Category Archives: Machine Learning

The Idea of Subjective Probability

I’ve been deep in Bayesian analysis recently, and I want to discuss some of the philosophical foundations.

The background here is that there are roughly two camps of statistical thought: the Frequentists and the Bayesians.  They represent very different ways of thinking about the world.  I fall squarely on the Bayesian side. The purpose of this post isn’t to construct some grand argument. I just want to introduce a simple idea: Subjective Probability.

Just like the world of statistics is divided between the Frequentists and the Bayesians, the interpretation of probability is divided into objective and subjective. Objective probability is associated with the frequentists and subjective with the Bayesians.

The prime example of objective probability is a coin flip. Suppose that this is a fair coin and it produces heads on half of all flips. It is an objective property of the coin that it produces heads one out of every 2 times.

Let’s look at another example: a deck of cards. A standard deck is weighted to produce a heart a quarter of the time, and to produce a picture card 3/13ths of the time. Again, it’s helpful to think of the deck as yielding an objective probability – but this way of thinking is limiting.

For example, suppose you have a deck of cards on the table and you again want to assign a probability of seeing a picture card. You know that it’s 3/13, but you keep staring at the top card in that deck. You see the back of that card. You know it’s either a picture or it’s not. “What are you?” you say. As soon as you turn over that card, the probability either goes to 0 (it’s not a picture) or it goes to 1 (it is a picture).

What if you shuffled the deck and you happened to get a peak at the card on the bottom? You’d then change your expectations of what the top card is going to be. What if you caught a glimpse of that card, but you’re not exactly sure?

The probability now isn’t some inherent property of the deck, it’s a number in your mind that represents your expectations of the top card being a picture card. This number can take into account the inherent properties of the deck of course, but it can also take into account any other information you have as well as your experience.  For example, maybe you suspect the deck is rigged. You’re belief about the deck might be different from someone else’s.

Subject probability applies much better in real-world forecasting situations. Let’s say you want to assign a probability to a particular candidate winning an election. In the end, they’ll either win or they’ll lose – but the probability you assign is an expectation of that event. You don’t need to be well informed to have a subjective expectation – but you want to set yourself up to have more accurate expectations as you gather more information.

Sometimes we assign binary expectations to an event. For example, if I am absolutely sure something will occur I will assign it a 1. If I believe it is impossible, I’ll assign it a 0. And then I make decisions based on that belief.

But it turns out that we can make better decisions by hedging. If I see on my phone that there’s a 30% chance of rain, maybe I won’t bring my umbrella but I’ll wear clothes that I don’t mind getting wet.

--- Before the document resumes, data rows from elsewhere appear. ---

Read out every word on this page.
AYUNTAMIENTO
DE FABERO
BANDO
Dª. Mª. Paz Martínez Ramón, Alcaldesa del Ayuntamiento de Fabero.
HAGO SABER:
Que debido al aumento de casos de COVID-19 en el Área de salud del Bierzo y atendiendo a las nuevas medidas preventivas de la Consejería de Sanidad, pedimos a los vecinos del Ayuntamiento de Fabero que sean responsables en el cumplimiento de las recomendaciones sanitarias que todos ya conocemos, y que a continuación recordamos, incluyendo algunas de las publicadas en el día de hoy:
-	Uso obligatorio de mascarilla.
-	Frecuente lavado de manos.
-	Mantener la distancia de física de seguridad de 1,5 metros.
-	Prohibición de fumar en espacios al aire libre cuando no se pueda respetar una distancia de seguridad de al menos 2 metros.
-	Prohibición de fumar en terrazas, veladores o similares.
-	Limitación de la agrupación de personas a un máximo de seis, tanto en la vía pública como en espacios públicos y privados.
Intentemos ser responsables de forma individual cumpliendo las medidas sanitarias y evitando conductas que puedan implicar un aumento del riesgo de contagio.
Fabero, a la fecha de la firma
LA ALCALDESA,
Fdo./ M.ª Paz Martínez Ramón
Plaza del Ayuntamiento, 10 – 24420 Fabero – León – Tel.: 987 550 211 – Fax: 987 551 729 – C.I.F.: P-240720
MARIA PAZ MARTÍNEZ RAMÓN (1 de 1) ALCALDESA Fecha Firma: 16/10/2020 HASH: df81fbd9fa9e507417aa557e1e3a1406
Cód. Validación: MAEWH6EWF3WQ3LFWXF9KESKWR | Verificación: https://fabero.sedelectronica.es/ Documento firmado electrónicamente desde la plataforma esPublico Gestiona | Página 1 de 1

What does it mean to have a degree-of-belief of 30% rain? It’s not like we’re living in a frequentist world where that particular day can be repeated over and over again to get a fraction. This is a difficult concept to define, but another way to think about it is a ratio of expectations. If there’s a 30% chance of rain, that means that there’s a 70% chance of no-rain, and the ratio of expectations is 3:7. It’s related to the amount of risk we’re willing to take on a certain outcome.

When the event finally occurs, we can quantify how surprising that event was by using logarithms on the assigned probability of that event. For the example above, if it rains the surprise is -ln(0.3), or roughly 1.2. If it doesn’t rain, it’s -ln(0.7) or roughly 0.35.

Just because you’re very surprised doesn’t mean you were wrong to assign the probabilities that you did. It could be that your forecasting was really good given the information at hand, and a rare event occurred. But it’s generally true that if you are surprised less often after adjusting your methods for assigning probabilities, your new methods are probably better. In complex systems, there’s no optimal method – you can always add more data and computation. In simple games, there’s usually an optimal – and these can be thought of as objective probabilities.

Anyone can assign a subject probability to an event. You’ll often hear in casual conversations remarks like “there’s a 20% chance we’ll be on time”. These probabilistic assignments are often made before any thought has been put into then. If you want to assign better probabilities, a good start is to follow some basic logic. For example, if X always leads to Y, the probability of Y must be greater than or equal to X. There’s also the indifference principle: if you have no information distinguishing two mutually exclusive events, then you should assign them equal probabilities.

And finally, there’s Bayes rule. This tell us how to update our beliefs when we are exposed to new information. This most important rule is how the idea of subjective probability gives rise to Bayesian inference.